Ornan uśmiechnął się, ponieważ już jako szesnastolatek miał słabość do pięknych kobiet. Oczywiście nie równało się to z Eidenem, który został jego najlepszym przyjacielem.

— Dzisiaj o dwudziestej drugiej w jej pokoju — odezwał się Ornan wbijając czerwoną połówkę do dziury.

Nie miał pewności czy dziewczyna zgodzi się na trójkąt. On sam czułby się dziwnie będąc nagim przy Eidenie. Kiedy chciał rozwiać swoje wątpliwości zauważył, że siedemnastolatek kierował się do wyjścia. Pragnął z nim porozmawiać, ustalić plan.  

— Jakiś problem? — Zamyślił się nie zauważając, że Katerina wstała z niewygodnego krzesła i stanęła niebezpiecznie blisko niego. Automatycznie się zestresował mając obawy o to, czy dziewczyna słyszała ich rozmowę.

— Żadnego — opamiętał się Ornan przypominając sobie, że ma język w buzi i może normalnie mówić.

Katerina wzruszyła ramionami żując balonową gumę, którą dostawała od znajomego opiekuna. Dziewczyna zaczęła powoli kierować się w stronę wyjścia, a wtedy Ornan złapał jej nadgarstek co nie spodobało się pilnującemu strażnikowi.

— Dzisiaj o dwudziestej drugiej w twoim pokoju — szepnął szybko tak, żeby opiekun nie usłyszał ich rozmowy.

Katerina rozpromieniła się kiwając twierdząco głową. Ornan myślał, że chociaż trochę będzie trudniej niż z pozostałymi dziewczynami. Ten fakt dziwnie go zawiódł. Przywykł, że piętnastolatki, szesnastolatki jak i starsze kobiety interesowały się nim w sposób fizyczny. Później poznawały jego charakter i uciekały z krzykiem nie rozumiejąc dlaczego Bóg postanowił obdarzyć pięknego chłopca z duszą szatana.

— Kenyon wracasz do pokoju, koniec gry na dzisiaj — powiedział strażnik dziwnie mechanicznym głosem. Patrzył się w nastolatka jak zahipnotyzowany nie zwracając uwagi na Katerinę, która prychnęła w odpowiedzi stojąc pod drzwiami.

Szpital psychiatryczny osiem lat temu nie współpracował z nową technologią. Drzwi zostawały zamknięte na klucz, chociaż zdarzały się sytuacje kiedy strażnicy zapominali o tym obowiązku. Ornan przez chwilę zastanawiał się jak wtargnie do pokoju Kateriny, jeżeli drzwi będą zamknięte. Nie chciał zawieść Eidena, który napalił się na dwa lata młodszą od niego dziewczynę.

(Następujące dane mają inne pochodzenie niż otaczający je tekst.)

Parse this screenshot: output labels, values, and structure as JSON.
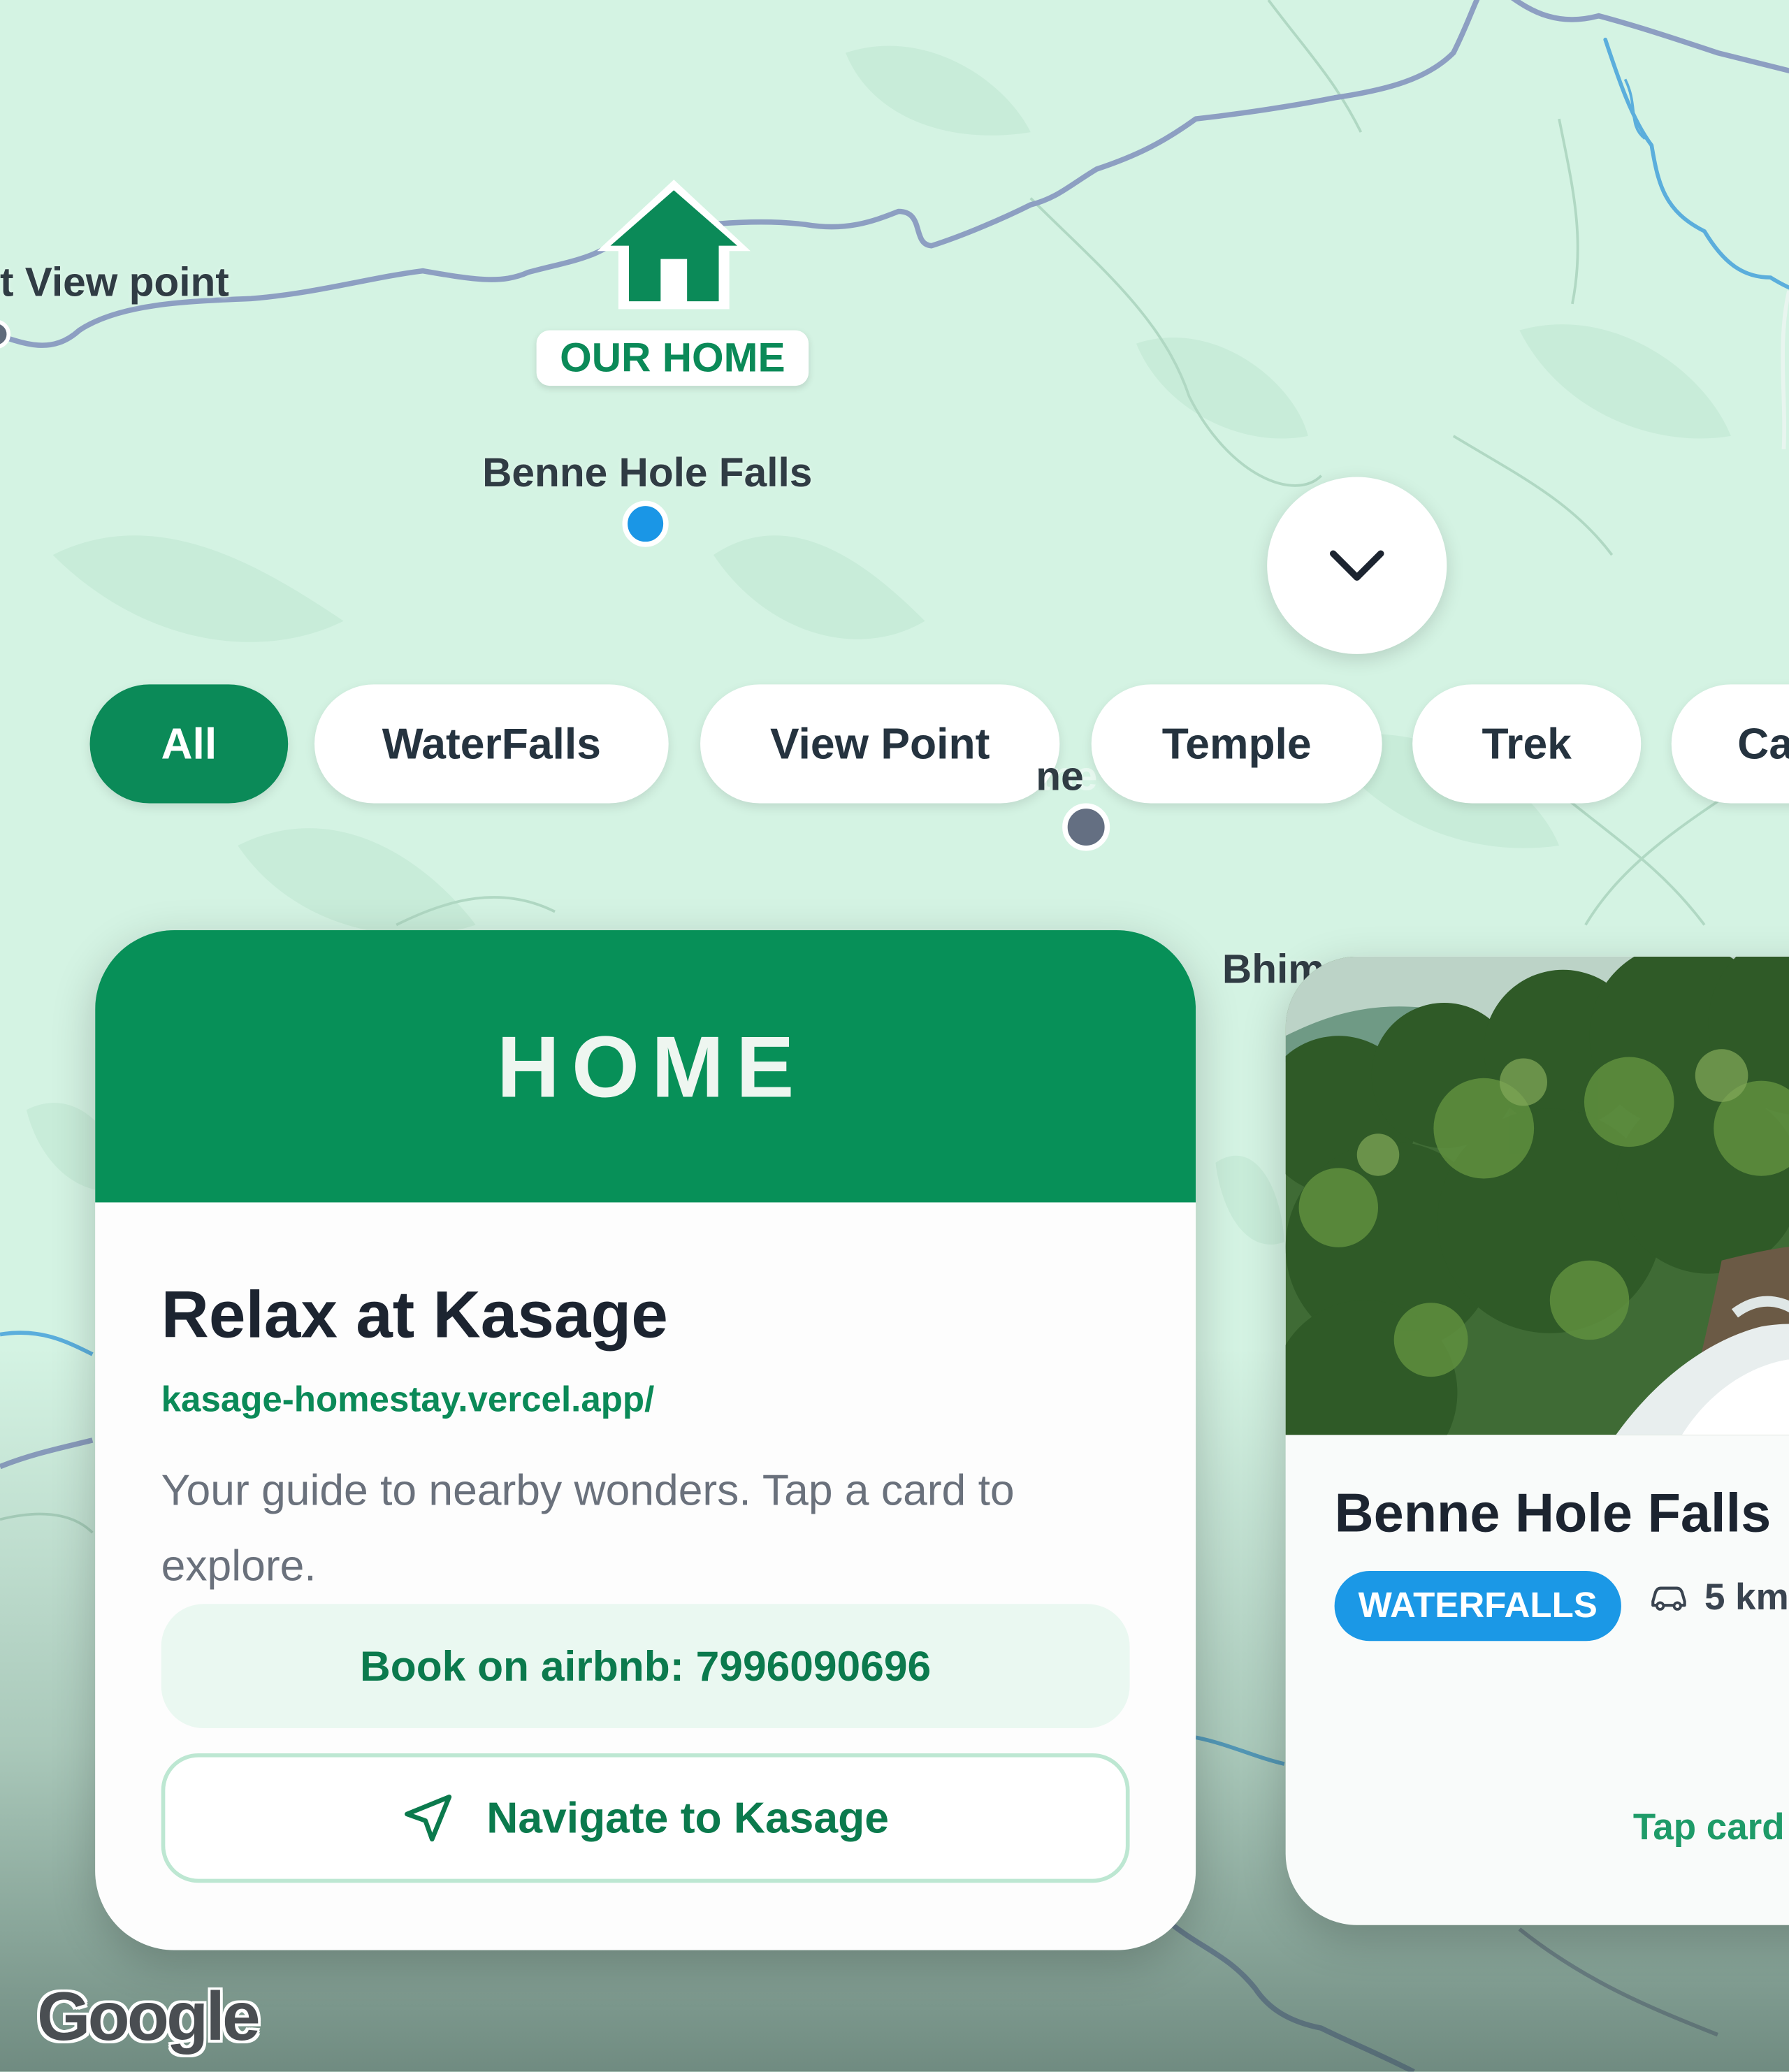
{
  "map": {
    "labels": {
      "viewpoint_left": "t View point",
      "benne_hole": "Benne Hole Falls",
      "nishane_gudda": "Nishane Gudda",
      "nishane_gudda_visible": "ne",
      "bhima": "Bhim"
    },
    "home_tag": "OUR HOME",
    "attribution": "Google",
    "colors": {
      "land": "#d4f3e3",
      "road": "#8d9fc2",
      "river": "#5baedc",
      "home_marker": "#0b8a58"
    }
  },
  "filters": {
    "chips": [
      "All",
      "WaterFalls",
      "View Point",
      "Temple",
      "Trek",
      "Ca"
    ],
    "active_index": 0
  },
  "expand_button": {
    "icon": "chevron-down-icon"
  },
  "home_card": {
    "header": "HOME",
    "title": "Relax at Kasage",
    "link": "kasage-homestay.vercel.app/",
    "description": "Your guide to nearby wonders. Tap a card to explore.",
    "airbnb": "Book on airbnb: 7996090696",
    "navigate_label": "Navigate to Kasage",
    "navigate_icon": "navigation-arrow-icon",
    "accent": "#079058"
  },
  "place_card": {
    "title": "Benne Hole Falls",
    "category": "WATERFALLS",
    "distance": "5 km",
    "distance_icon": "car-icon",
    "hint": "Tap card",
    "badge_color": "#1b98e6"
  }
}
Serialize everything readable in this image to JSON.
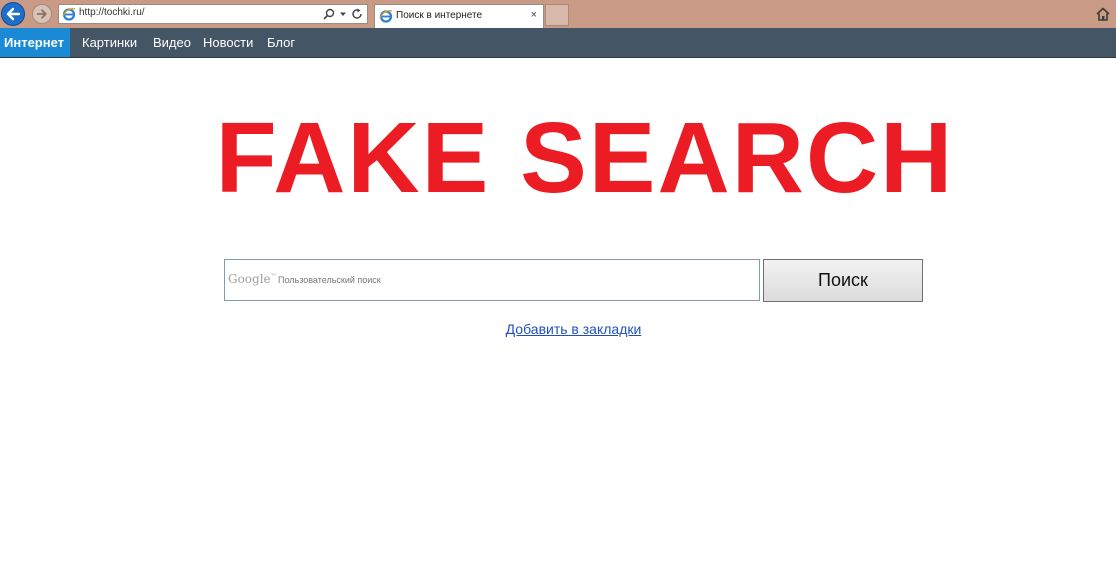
{
  "browser": {
    "address_url": "http://tochki.ru/",
    "tab_title": "Поиск в интернете",
    "tab_close": "×",
    "icons": {
      "back": "back-arrow-icon",
      "forward": "forward-arrow-icon",
      "site": "ie-logo-icon",
      "search": "search-icon",
      "dropdown": "chevron-down-icon",
      "refresh": "refresh-icon",
      "home": "home-icon"
    },
    "colors": {
      "frame": "#c99a86",
      "back_button": "#1e6fcc"
    }
  },
  "site_nav": {
    "items": [
      {
        "label": "Интернет",
        "active": true
      },
      {
        "label": "Картинки",
        "active": false
      },
      {
        "label": "Видео",
        "active": false
      },
      {
        "label": "Новости",
        "active": false
      },
      {
        "label": "Блог",
        "active": false
      }
    ],
    "colors": {
      "bar": "#445566",
      "active": "#1a8ad4"
    }
  },
  "main": {
    "headline": "FAKE SEARCH",
    "headline_color": "#ec1c24",
    "search": {
      "google_label": "Google",
      "google_tm": "™",
      "placeholder": "Пользовательский поиск",
      "button_label": "Поиск"
    },
    "bookmark_link": "Добавить в закладки"
  }
}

— Z przyjemnością — odpowiedział Ornan czekając przy drzwiach na strażnika. Katerina coraz bardziej się niecierpliwiła stukając palcami o drewnianą powierzchnię drzwi.

Strażnik imieniem Tristan odprowadził pacjentów do pokoi nie zapominając o zamknięciu drzwi na klucz. Ornan westchnął kiedy skrzyżował spojrzenie z niczego nieświadomym opiekunem. Gdyby tylko widział, że nastolatek chce uprawiać seks z Kateriną od razu poddałby go kastracji, a właściwie nie on tylko zarządca personelu.